SP-Guard: Selective Prompt-adaptive Guidance for Safe Text-to-Image Generation
Published on arXiv
2511.11014
Output Integrity Attack
OWASP ML Top 10 — ML09
Key Finding
SP-Guard generates safer images than existing inference-time guidance methods while minimizing unintended alteration of benign image content through selective spatial masking
SP-Guard
Novel technique introduced
While diffusion-based T2I models have achieved remarkable image generation quality, they also enable easy creation of harmful content, raising social concerns and highlighting the need for safer generation. Existing inference-time guiding methods lack both adaptivity--adjusting guidance strength based on the prompt--and selectivity--targeting only unsafe regions of the image. Our method, SP-Guard, addresses these limitations by estimating prompt harmfulness and applying a selective guidance mask to guide only unsafe areas.
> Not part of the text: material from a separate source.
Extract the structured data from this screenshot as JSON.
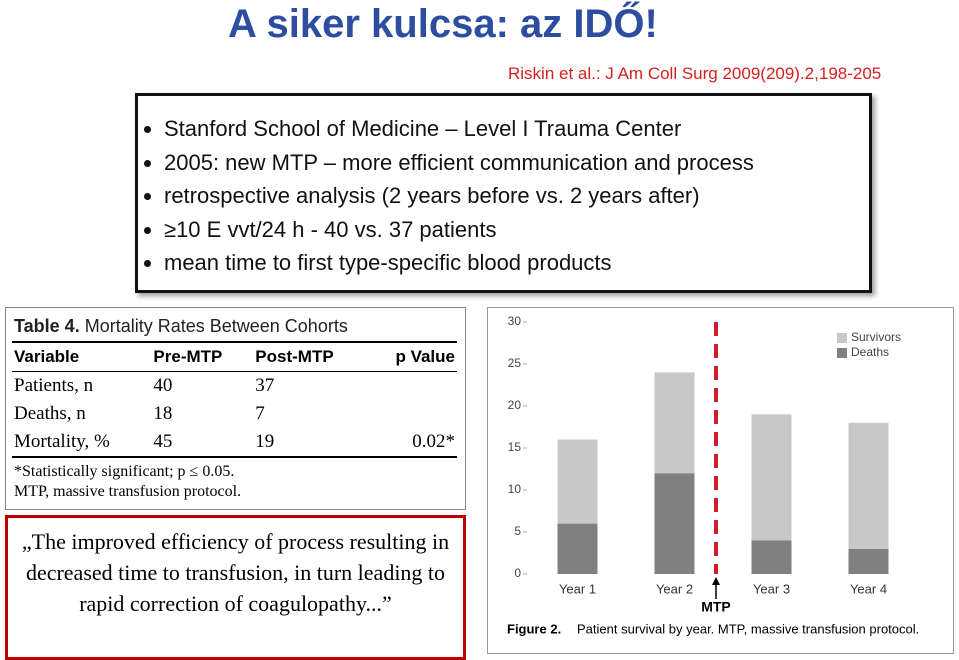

Experiments show that SP-Guard generates safer images than existing methods while minimizing unintended content alteration. Beyond improving safety, our findings highlight the importance of transparency and controllability in image generation.
Key Contributions
- Prompt harmfulness estimator that dynamically adapts guidance strength based on the estimated risk level of the input prompt
- Selective spatial guidance mask that restricts safety intervention to only the unsafe regions of the generated image, preserving benign content fidelity
- Demonstrates that adaptivity and selectivity are jointly necessary for effective safe T2I generation without over-restriction
🛡️ Threat Analysis
SP-Guard directly controls the integrity and safety of diffusion model outputs by estimating prompt harmfulness and selectively steering generation away from unsafe image regions at inference time — this is output integrity enforcement for generative AI systems. The selective spatial masking is literally about ensuring generated image content meets safety standards.